On February 11, 2026, the U.S. Department of Commerce issued its final determination in an anti-dumping and countervailing duty investigation into imports of natural graphite anode material from China. The investigation, launched in 2025 following a petition by American Active Anode Material Producers, concluded that Chinese suppliers benefited from unfair subsidies and sold graphite in the United States at prices below fair market value.

The Department of Commerce set a countervailing duty rate of about 66.68 percent on Chinese natural graphite anode imports, up from a preliminary 11.58 percent in 2025, and maintained an anti-dumping duty of 93.5 percent. Combined, these measures bring the Commerce-assigned duties to more than 160 percent. Earlier trade measures also remain in place, including a 10 percent tariff under the International Emergency Economic Powers Act and 25 percent tariffs under both Section 301 and Section 232. Taken together, industry estimates put the total effective duty at around 220.18 percent.

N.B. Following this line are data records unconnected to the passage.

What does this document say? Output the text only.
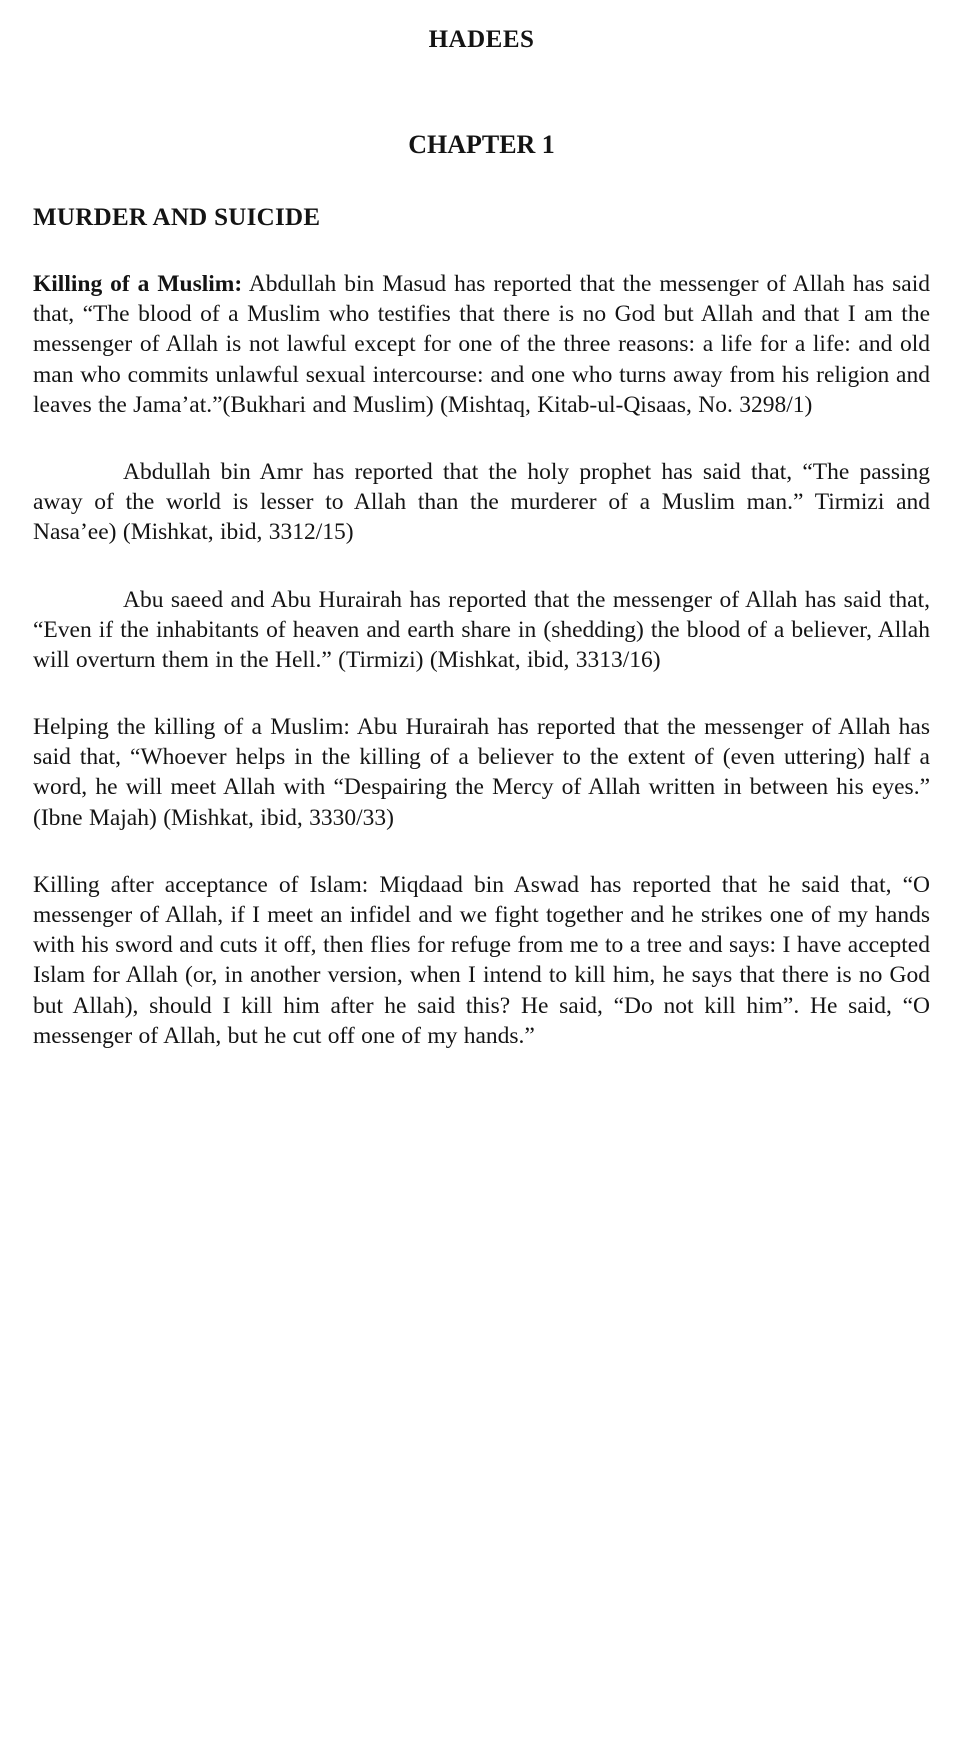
HADEES
CHAPTER 1
MURDER AND SUICIDE

Killing of a Muslim: Abdullah bin Masud has reported that the messenger of Allah has said that, “The blood of a Muslim who testifies that there is no God but Allah and that I am the messenger of Allah is not lawful except for one of the three reasons: a life for a life: and old man who commits unlawful sexual intercourse: and one who turns away from his religion and leaves the Jama’at.”(Bukhari and Muslim) (Mishtaq, Kitab-ul-Qisaas, No. 3298/1)

Abdullah bin Amr has reported that the holy prophet has said that, “The passing away of the world is lesser to Allah than the murderer of a Muslim man.” Tirmizi and Nasa’ee) (Mishkat, ibid, 3312/15)

Abu saeed and Abu Hurairah has reported that the messenger of Allah has said that, “Even if the inhabitants of heaven and earth share in (shedding) the blood of a believer, Allah will overturn them in the Hell.” (Tirmizi) (Mishkat, ibid, 3313/16)

Helping the killing of a Muslim: Abu Hurairah has reported that the messenger of Allah has said that, “Whoever helps in the killing of a believer to the extent of (even uttering) half a word, he will meet Allah with “Despairing the Mercy of Allah written in between his eyes.” (Ibne Majah) (Mishkat, ibid, 3330/33)

Killing after acceptance of Islam: Miqdaad bin Aswad has reported that he said that, “O messenger of Allah, if I meet an infidel and we fight together and he strikes one of my hands with his sword and cuts it off, then flies for refuge from me to a tree and says: I have accepted Islam for Allah (or, in another version, when I intend to kill him, he says that there is no God but Allah), should I kill him after he said this? He said, “Do not kill him”. He said, “O messenger of Allah, but he cut off one of my hands.”
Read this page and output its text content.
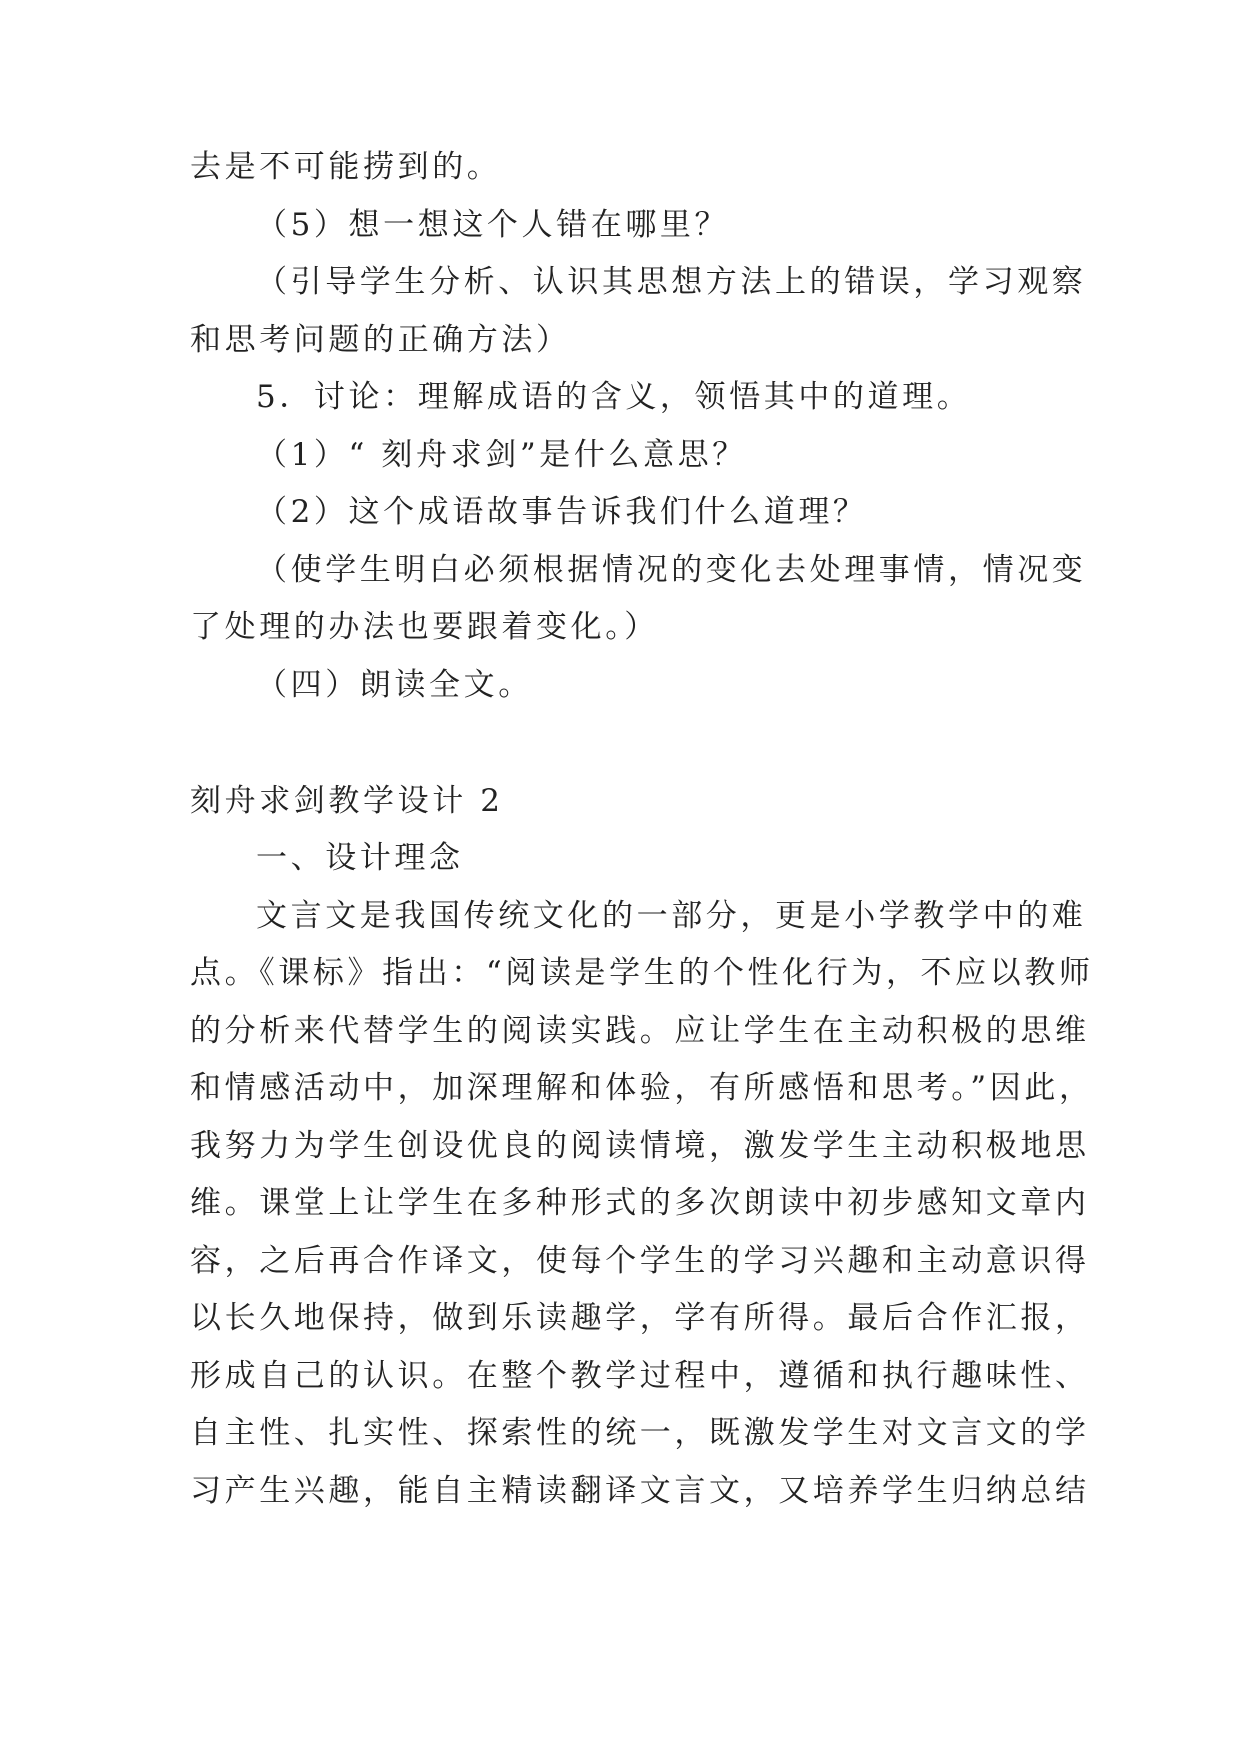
去是不可能捞到的。
（5）想一想这个人错在哪里？
（引导学生分析、认识其思想方法上的错误，学习观察
和思考问题的正确方法）
5．讨论：理解成语的含义，领悟其中的道理。
（1）“ 刻舟求剑”是什么意思？
（2）这个成语故事告诉我们什么道理？
（使学生明白必须根据情况的变化去处理事情，情况变
了处理的办法也要跟着变化。）
（四）朗读全文。
刻舟求剑教学设计 2
一、设计理念
文言文是我国传统文化的一部分，更是小学教学中的难
点。《课标》指出：“阅读是学生的个性化行为，不应以教师
的分析来代替学生的阅读实践。应让学生在主动积极的思维
和情感活动中，加深理解和体验，有所感悟和思考。”因此，
我努力为学生创设优良的阅读情境，激发学生主动积极地思
维。课堂上让学生在多种形式的多次朗读中初步感知文章内
容，之后再合作译文，使每个学生的学习兴趣和主动意识得
以长久地保持，做到乐读趣学，学有所得。最后合作汇报，
形成自己的认识。在整个教学过程中，遵循和执行趣味性、
自主性、扎实性、探索性的统一，既激发学生对文言文的学
习产生兴趣，能自主精读翻译文言文，又培养学生归纳总结
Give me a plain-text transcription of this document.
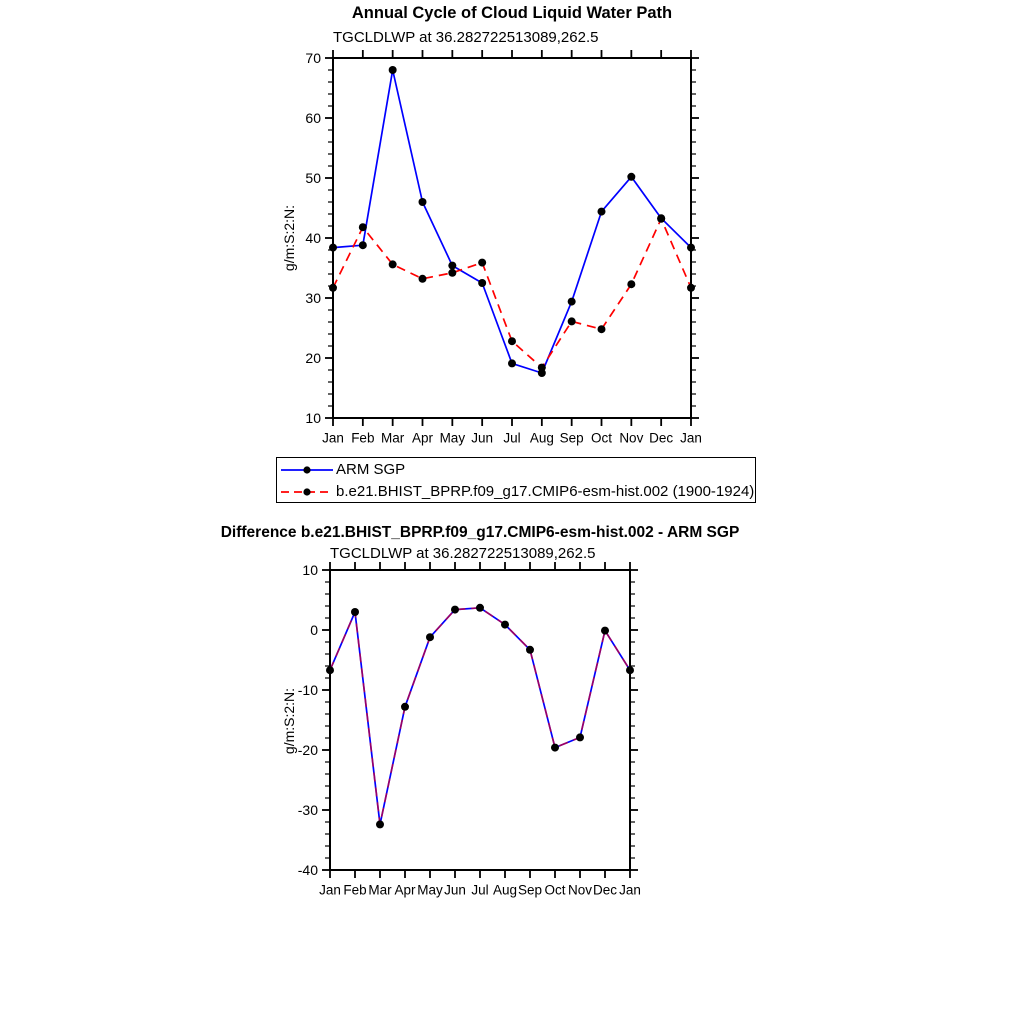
10
20
30
40
50
60
70
Jan Feb Mar Apr May Jun Jul Aug Sep Oct Nov Dec Jan
-40
-30
-20
-10
0
10
Jan Feb Mar Apr May Jun Jul Aug Sep Oct Nov Dec Jan
Annual Cycle of Cloud Liquid Water Path
TGCLDLWP at 36.282722513089,262.5
g/m:S:2:N:
ARM SGP
b.e21.BHIST_BPRP.f09_g17.CMIP6-esm-hist.002 (1900-1924)
Difference b.e21.BHIST_BPRP.f09_g17.CMIP6-esm-hist.002 - ARM SGP
TGCLDLWP at 36.282722513089,262.5
g/m:S:2:N:
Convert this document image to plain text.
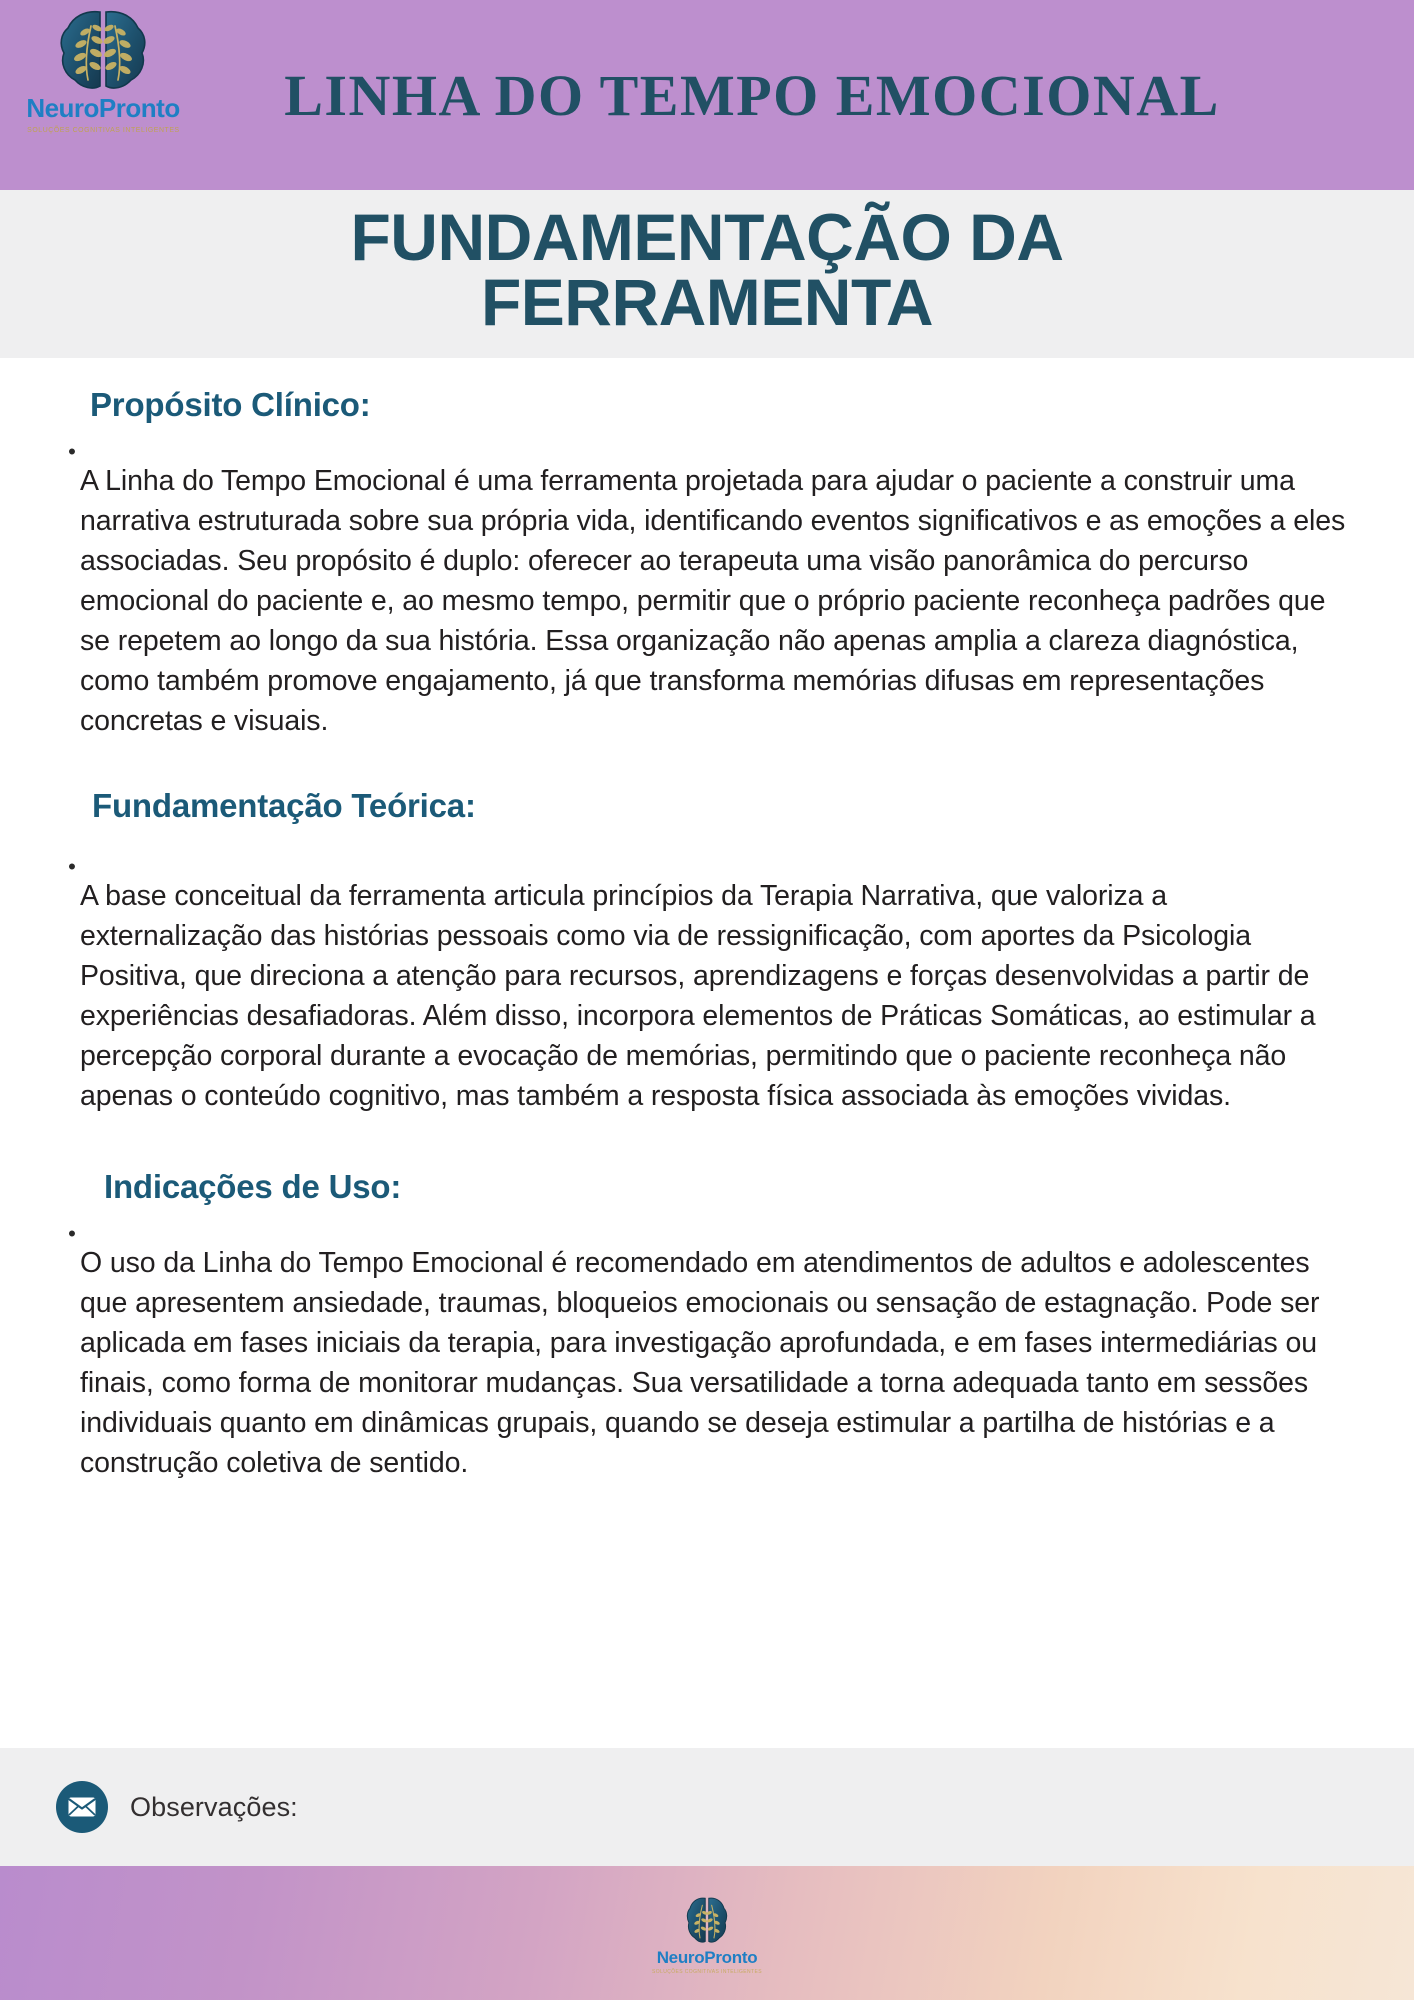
NeuroPronto
SOLUÇÕES COGNITIVAS INTELIGENTES
LINHA DO TEMPO EMOCIONAL
FUNDAMENTAÇÃO DA
FERRAMENTA
Propósito Clínico:
•

A Linha do Tempo Emocional é uma ferramenta projetada para ajudar o paciente a construir uma narrativa estruturada sobre sua própria vida, identificando eventos significativos e as emoções a eles associadas. Seu propósito é duplo: oferecer ao terapeuta uma visão panorâmica do percurso emocional do paciente e, ao mesmo tempo, permitir que o próprio paciente reconheça padrões que se repetem ao longo da sua história. Essa organização não apenas amplia a clareza diagnóstica, como também promove engajamento, já que transforma memórias difusas em representações concretas e visuais.

Fundamentação Teórica:
•

A base conceitual da ferramenta articula princípios da Terapia Narrativa, que valoriza a externalização das histórias pessoais como via de ressignificação, com aportes da Psicologia Positiva, que direciona a atenção para recursos, aprendizagens e forças desenvolvidas a partir de experiências desafiadoras. Além disso, incorpora elementos de Práticas Somáticas, ao estimular a percepção corporal durante a evocação de memórias, permitindo que o paciente reconheça não apenas o conteúdo cognitivo, mas também a resposta física associada às emoções vividas.

Indicações de Uso:
•

O uso da Linha do Tempo Emocional é recomendado em atendimentos de adultos e adolescentes que apresentem ansiedade, traumas, bloqueios emocionais ou sensação de estagnação. Pode ser aplicada em fases iniciais da terapia, para investigação aprofundada, e em fases intermediárias ou finais, como forma de monitorar mudanças. Sua versatilidade a torna adequada tanto em sessões individuais quanto em dinâmicas grupais, quando se deseja estimular a partilha de histórias e a construção coletiva de sentido.

Observações:
NeuroPronto
SOLUÇÕES COGNITIVAS INTELIGENTES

At this level, the landed cost of Chinese graphite in the U.S. market would more than double relative to invoice value. The United States has limited domestic mining and upgrading capacity for natural graphite and has relied heavily on imports, particularly from China, which dominates global processing of battery-grade material. The higher tariffs are intended to reduce this dependency and support investment in North American mining and refining projects, including new processing plants in states such as Alabama and Tennessee.

Battery producers in the United States have reacted with a mix of support and concern. In the near term, higher duties on Chinese anode material are likely to increase input costs for domestic cell manufacturers that still depend heavily on Chinese processing capacity. Graphite is the largest component by weight in lithium-ion batteries, and if alternative North American supply is not yet available at scale, the tariffs can translate into higher production costs or compressed margins. This creates a potential competitiveness gap relative to Chinese cell manufacturers that continue to source from integrated domestic supply chains.

At the same time, some U.S. battery and materials companies view the tariffs as a necessary intervention to enable long-term investment in domestic anode production. Without trade protection, new refining and upgrading projects in North America may struggle to compete against established Chinese suppliers with structural cost advantages. From this perspective, short-term cost pressure is weighed against the strategic objective of building a more resilient and geographically diversified battery materials ecosystem.

The duties are not yet fully secured. Under U.S. trade procedure, the U.S. International Trade Commission must issue a final injury determination, expected in March 2026. If the Commission confirms material injury to the domestic industry, the duties will remain in force for at least five years. If not, the measures could be revised or withdrawn.

The decision forms part of a broader U.S. strategy to reduce reliance on China for critical battery materials. Policymakers see domestic anode production as a supply chain priority. However, qualification of new graphite sources by battery manufacturers takes time and requires technical validation. There are already indications that some supply chains may shift to intermediate products processed in Chinese-linked facilities outside China, including in Southeast Asia.

A further layer of uncertainty comes from a recent Supreme Court ruling that limited the use of the International Emergency Economic Powers Act as a basis for broad tariff measures. The Court held that emergency economic powers do not automatically grant the President independent authority to impose sweeping import duties without clear congressional authorization. While the graphite duties under anti-dumping and countervailing statutes rest on a different legal foundation, the decision reinforces that U.S. tariff policy remains subject to constitutional limits and could face additional legal scrutiny if executive authority is stretched too far.